A New Ballet Obsession
If you’re even slightly ballet-obsessed (or just costume-obsessed), Amazon Prime’s new series Étoile is required viewing. Set inside an elite European ballet company, the show follows dancers navigating ambition, heartbreak, and creative pressure—all against a backdrop of grand opera houses, grueling rehearsals, and whispered scandals.
(Étoile, by the way, is French for "star"—the highest rank a dancer can achieve at the Paris Opera Ballet.)
The series features a rare blend of dramatic heavyweights and real ballet royalty. Actors like Charlotte Gainsbourg (as the imperious director of the French company), Luke Kirby, Lou de Laâge, and Gideon Glick lead the narrative, while real-life dance stars—including New York City Ballet principal Tiler Peck, American Ballet Theatre principal Skylar Brandt, and Paris Opera Ballet étoile Sae Eun Park—bring breathtaking authenticity to the performances.
Portraits of a Lady
Before John Singer Sargent became the ultimate society portraitist, he was just another young artist getting his education—and his attitude—in Paris.

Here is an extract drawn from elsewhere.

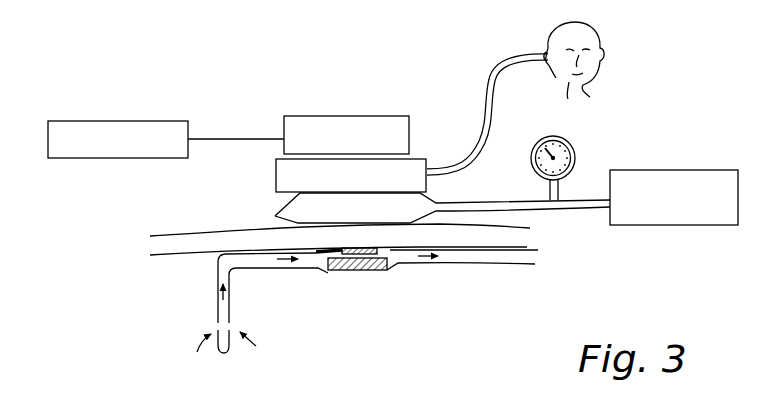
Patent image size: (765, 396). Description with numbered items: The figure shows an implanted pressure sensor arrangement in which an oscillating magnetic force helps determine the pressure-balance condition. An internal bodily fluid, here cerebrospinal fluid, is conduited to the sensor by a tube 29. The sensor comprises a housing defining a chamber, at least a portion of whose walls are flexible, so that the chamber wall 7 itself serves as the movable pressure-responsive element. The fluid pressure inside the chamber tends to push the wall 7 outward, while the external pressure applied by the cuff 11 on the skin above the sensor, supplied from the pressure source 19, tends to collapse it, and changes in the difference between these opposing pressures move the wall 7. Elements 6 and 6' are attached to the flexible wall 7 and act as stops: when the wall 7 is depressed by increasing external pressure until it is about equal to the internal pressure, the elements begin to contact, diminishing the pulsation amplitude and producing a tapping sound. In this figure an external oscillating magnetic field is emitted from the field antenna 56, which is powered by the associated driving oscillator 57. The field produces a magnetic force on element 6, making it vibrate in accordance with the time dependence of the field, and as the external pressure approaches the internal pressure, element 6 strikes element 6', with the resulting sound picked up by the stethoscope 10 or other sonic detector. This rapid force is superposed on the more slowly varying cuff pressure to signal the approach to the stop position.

The Met’s new exhibition, Sargent and Paris (through August 3rd), traces how the city’s glamour, ambition, and avant-garde spirit shaped his early career.
You’ll find shimmering studies of light, provocative portraits that once scandalized polite society, and the unmistakable moment when Sargent stopped imitating and started rewriting the rules.
If Paris was the making of Sargent, this show is proof—and the perfect excuse to spend an afternoon at the museum while Park Avenue bursts into bloom.
The Tailor Who Brought Couture to L.A.
There’s a certain kind of 1990s glamour that gets recycled endlessly—Galliano, Tom Ford, the usual suspects—but somehow Richard Tyler’s name too often gets left out. It shouldn’t be.
Born in Sunshine, Australia (yes, really), Tyler learned to sew at age five, helping his mother make ballerina costumes and priestly vestments. He eventually left school to apprentice full-time, mastering the old-school techniques that would later set him apart.
When Tyler arrived in Los Angeles in the late 1970s, he started designing menswear: razor-sharp jackets and tailored pieces that blended Savile Row precision with a rock-and-roll swagger. (Think: Ossie Clark meets Jimmy Page, with an Australian work ethic.) It wasn’t long before women started clamoring for his clothes too—leading him into eveningwear that combined the strictness of a great suit with the softness of bias-cut silks and hand-finished detailing.
Tyler built his reputation not on flash, but on craftsmanship. When he and his wife Lisa Trafficante first started selling in New York, tailors reportedly refused to work on his pieces because they "hadn't seen that kind of construction and that much handwork since the 1930s."
Hand-finished buttonholes, meticulously sewn linings, and tiny sawtooth silk welts were all part of the package. His clothes weren’t just beautiful—they were engineered. If you stumble across one of his dresses today—and you really should be looking—know you’re finding a piece of true artistry, not trend-chasing.
In short: If you're setting eBay alerts for Galliano, you should be setting them for Richard Tyler too.